The International Atomic Energy Agency (IAEA) and the Food and Agriculture Organisation (FAO) have rushed experts to help Japan face the escalating radiation crisis at the quake-and-tsunami-hit Fukushima Daiichi civil nuclear plant.
The IAEA on Saturday announced additional aid soon after Japan's nuclear safety authorities confirmed an alarming new level of radioactive contamination of seawater near the plant. At the same time, Japan's Chief Cabinet Secretary Yukio Edano said in Tokyo that “as of now, there is no report of any adverse impact on marine life, especially beyond 20 km”. However, “we must strengthen monitoring”, he emphasised.
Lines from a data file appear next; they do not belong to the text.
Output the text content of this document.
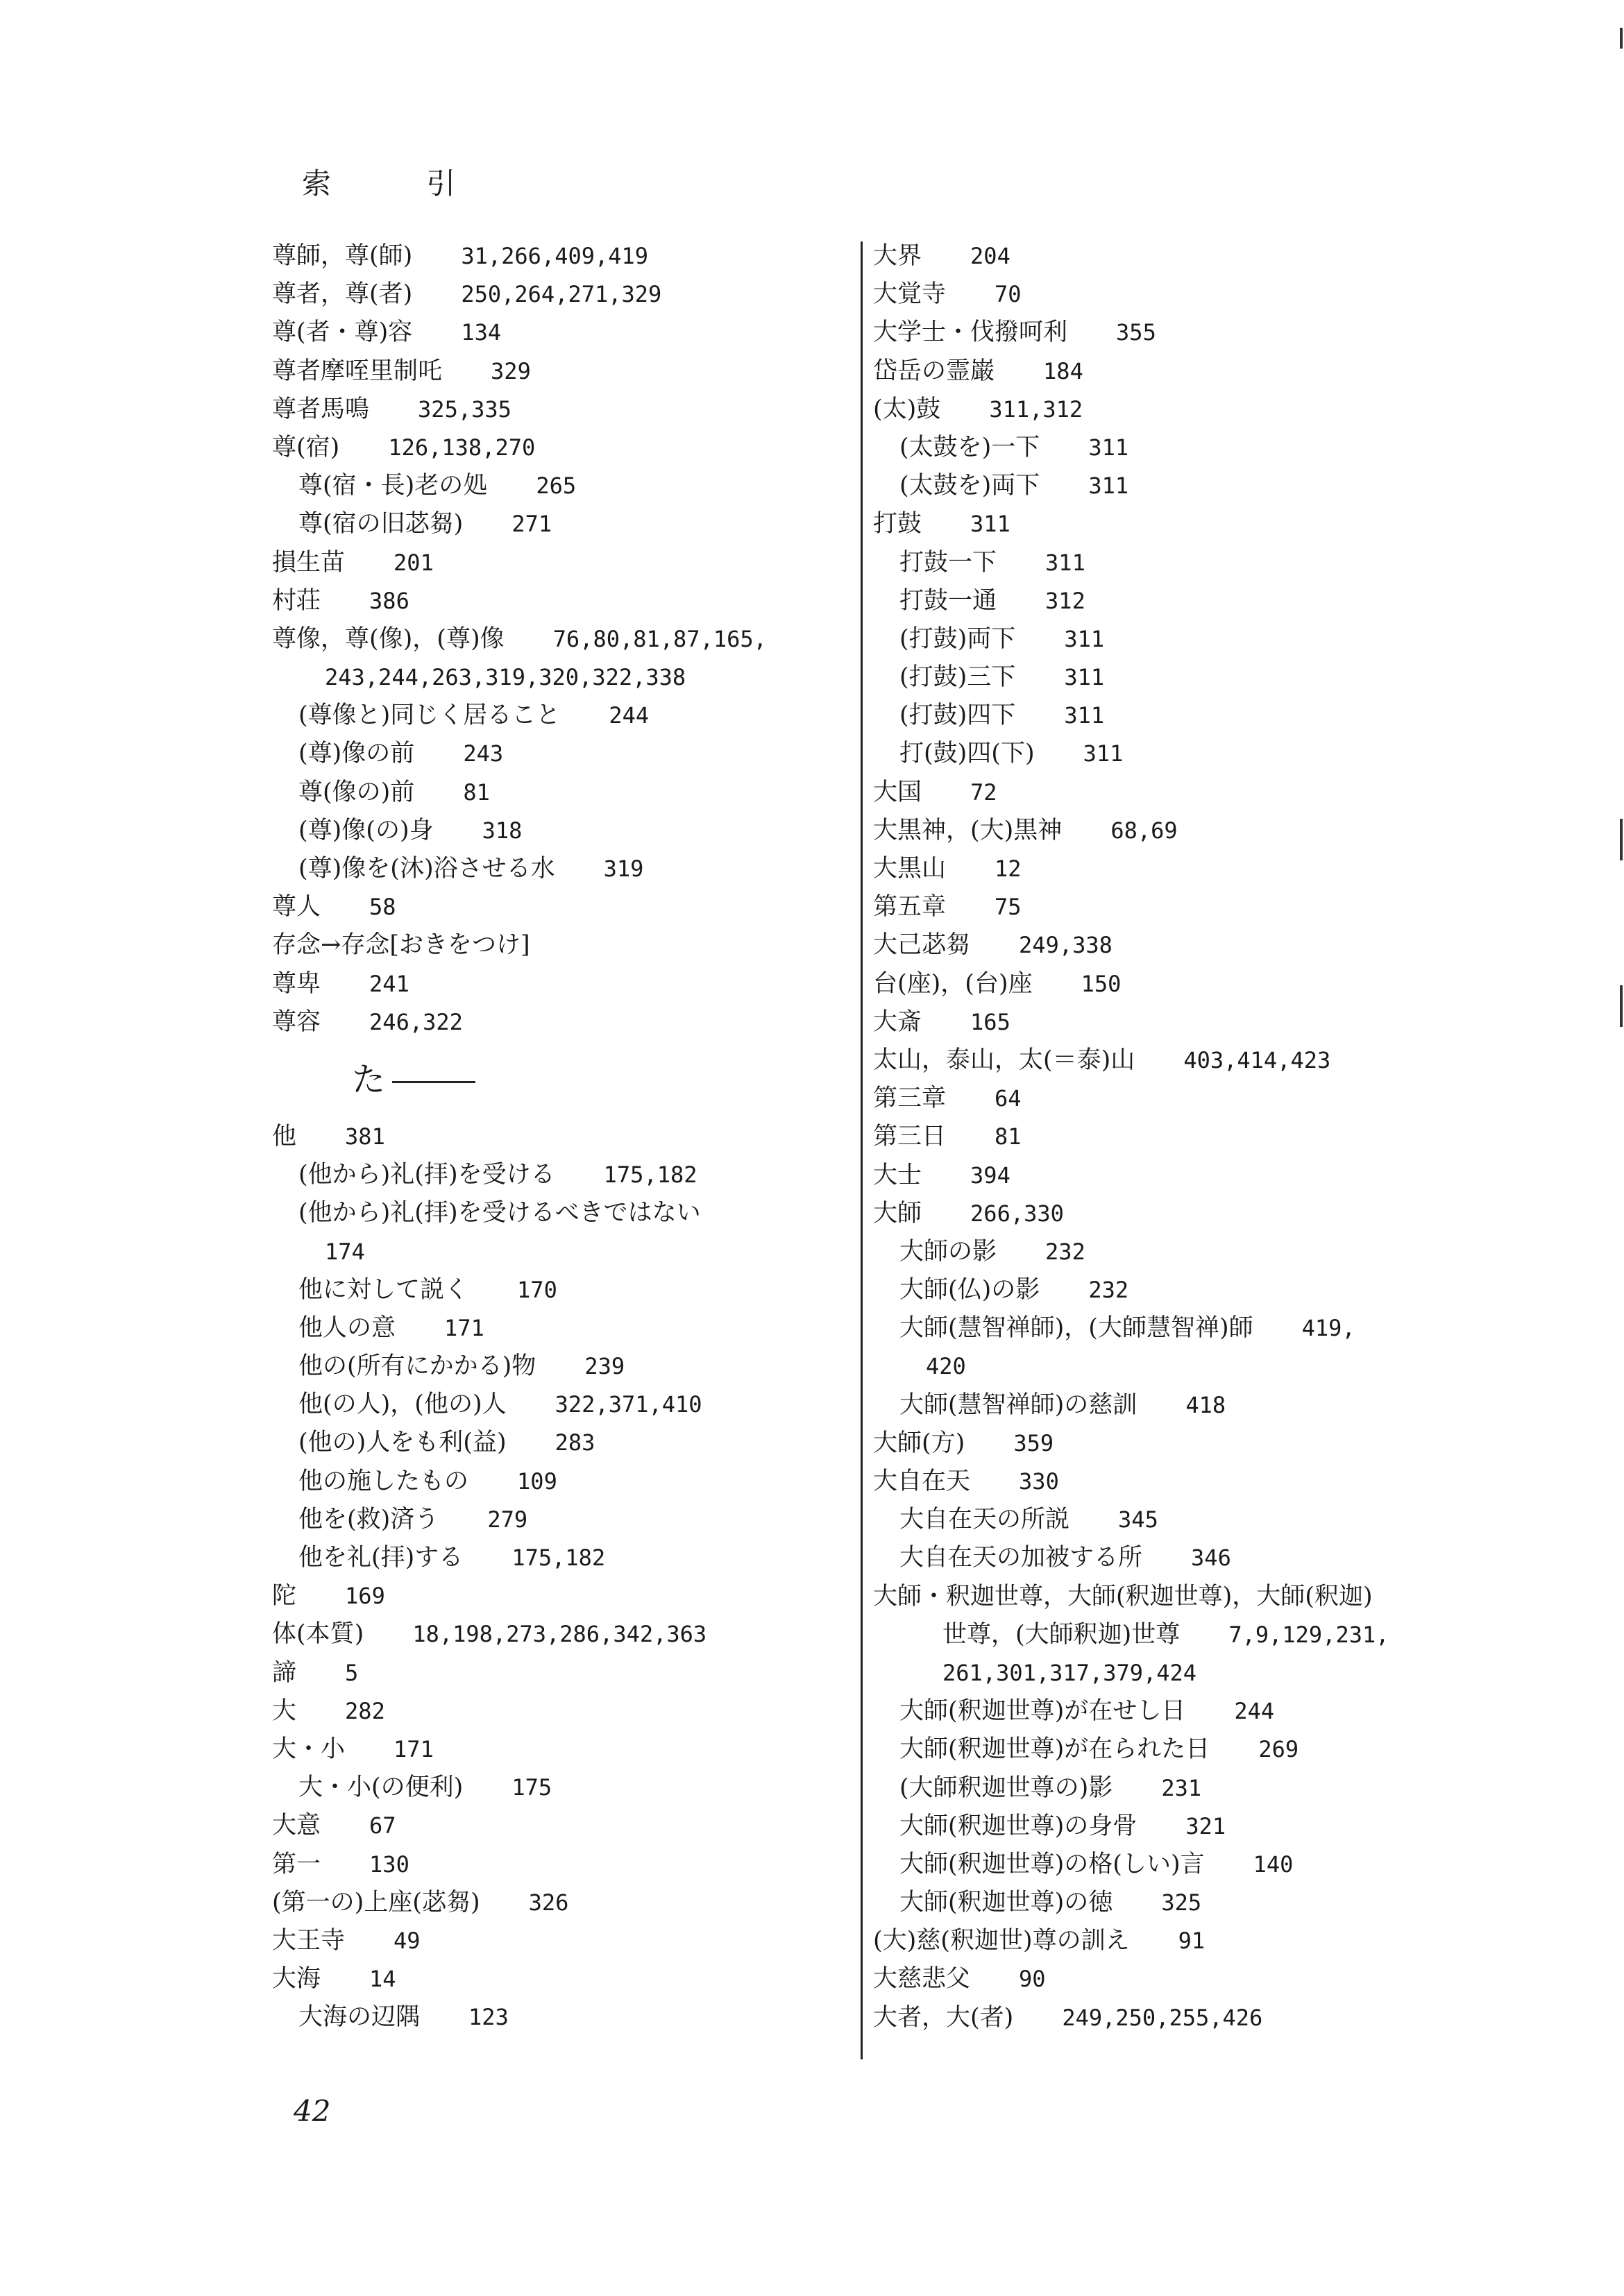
索 引
尊師，尊(師)　　 31,266,409,419
尊者，尊(者)　　 250,264,271,329
尊(者・尊)容　　 134
尊者摩咥里制吒　　 329
尊者馬鳴　　 325,335
尊(宿)　　 126,138,270
尊(宿・長)老の処　　 265
尊(宿の旧苾芻)　　 271
損生苗　　 201
村荘　　 386
尊像，尊(像)，(尊)像　　 76,80,81,87,165,
243,244,263,319,320,322,338
(尊像と)同じく居ること　　 244
(尊)像の前　　 243
尊(像の)前　　 81
(尊)像(の)身　　 318
(尊)像を(沐)浴させる水　　 319
尊人　　 58
存念→存念[おきをつけ]
尊卑　　 241
尊容　　 246,322
た
他　　 381
(他から)礼(拝)を受ける　　 175,182
(他から)礼(拝)を受けるべきではない
174
他に対して説く　　 170
他人の意　　 171
他の(所有にかかる)物　　 239
他(の人)，(他の)人　　 322,371,410
(他の)人をも利(益)　　 283
他の施したもの　　 109
他を(救)済う　　 279
他を礼(拝)する　　 175,182
陀　　 169
体(本質)　　 18,198,273,286,342,363
諦　　 5
大　　 282
大・小　　 171
大・小(の便利)　　 175
大意　　 67
第一　　 130
(第一の)上座(苾芻)　　 326
大王寺　　 49
大海　　 14
大海の辺隅　　 123
大界　　 204
大覚寺　　 70
大学士・伐撥呵利　　 355
岱岳の霊巌　　 184
(太)鼓　　 311,312
(太鼓を)一下　　 311
(太鼓を)両下　　 311
打鼓　　 311
打鼓一下　　 311
打鼓一通　　 312
(打鼓)両下　　 311
(打鼓)三下　　 311
(打鼓)四下　　 311
打(鼓)四(下)　　 311
大国　　 72
大黒神，(大)黒神　　 68,69
大黒山　　 12
第五章　　 75
大己苾芻　　 249,338
台(座)，(台)座　　 150
大斎　　 165
太山，泰山，太(＝泰)山　　 403,414,423
第三章　　 64
第三日　　 81
大士　　 394
大師　　 266,330
大師の影　　 232
大師(仏)の影　　 232
大師(慧智禅師)，(大師慧智禅)師　　 419,
420
大師(慧智禅師)の慈訓　　 418
大師(方)　　 359
大自在天　　 330
大自在天の所説　　 345
大自在天の加被する所　　 346
大師・釈迦世尊，大師(釈迦世尊)，大師(釈迦)
世尊，(大師釈迦)世尊　　 7,9,129,231,
261,301,317,379,424
大師(釈迦世尊)が在せし日　　 244
大師(釈迦世尊)が在られた日　　 269
(大師釈迦世尊の)影　　 231
大師(釈迦世尊)の身骨　　 321
大師(釈迦世尊)の格(しい)言　　 140
大師(釈迦世尊)の徳　　 325
(大)慈(釈迦世)尊の訓え　　 91
大慈悲父　　 90
大者，大(者)　　 249,250,255,426
42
Earlier, disclosing the findings of the latest analysis of radioactivity in seawater samples collected some 300 metres from the outlets of the nuclear power plant, an official of Japan's Nuclear and Industrial Safety Agency (NISA) said: “Iodine-131 was detected at over 1,250 times the national safety limit.” Seawater contamination with a far less radioactive intensity was first reported by NISA a few days ago.
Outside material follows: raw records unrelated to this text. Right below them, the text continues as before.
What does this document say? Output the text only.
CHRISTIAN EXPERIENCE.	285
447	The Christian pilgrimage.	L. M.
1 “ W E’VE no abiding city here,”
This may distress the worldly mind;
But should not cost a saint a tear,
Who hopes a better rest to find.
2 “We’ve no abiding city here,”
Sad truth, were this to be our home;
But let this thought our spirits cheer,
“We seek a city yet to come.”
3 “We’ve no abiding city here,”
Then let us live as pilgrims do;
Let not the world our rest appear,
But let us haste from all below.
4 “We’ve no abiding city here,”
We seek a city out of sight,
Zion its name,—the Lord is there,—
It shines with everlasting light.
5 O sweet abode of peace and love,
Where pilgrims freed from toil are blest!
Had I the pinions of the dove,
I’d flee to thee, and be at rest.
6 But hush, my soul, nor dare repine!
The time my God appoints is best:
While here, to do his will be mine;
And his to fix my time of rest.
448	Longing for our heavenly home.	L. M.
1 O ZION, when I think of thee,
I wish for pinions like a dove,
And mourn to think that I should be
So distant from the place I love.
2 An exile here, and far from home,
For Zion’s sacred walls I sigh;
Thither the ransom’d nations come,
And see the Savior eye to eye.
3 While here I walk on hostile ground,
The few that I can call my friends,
In addition, Japanese officials have, in recent days, acknowledged the presence of high levels of radioactive substances in some food products and dairy produce in areas around the plant site. Scares over the radioactive contamination of soil as also tap water and rainwater are still rocking Japan. However, the authorities continue to maintain that the relevant readings of radioactivity are high, compared to the low thresholds of unsafe limits which Japan has set for itself, given its horrific experience of being subjected to nuclear bombing during the Second World War.
And, with the Japanese still coming to terms with Thursday's radiation accident at the plant and the related suspicion of radioactive leakage from the core of a nuclear reactor, The IAEA on Saturday disclosed its new aid-Japan measures. The “additional” IAEA teams sent to Japan included experts well versed in protecting workers from radiation. Officials from the IAEA's Safeguards Department had travelled to Japan, while an IAEA-FAO food-safety assessment team was also on its way, it was announced in Vienna.
With over 200,000 quake-and-tsunami-hit Japanese still in evacuation shelters a fortnight after the disaster had struck, an opinion survey showed that slightly less than 50 per cent of the respondents expressed disenchantment with the option of civil nuclear power for energy needs in high-tech Japan.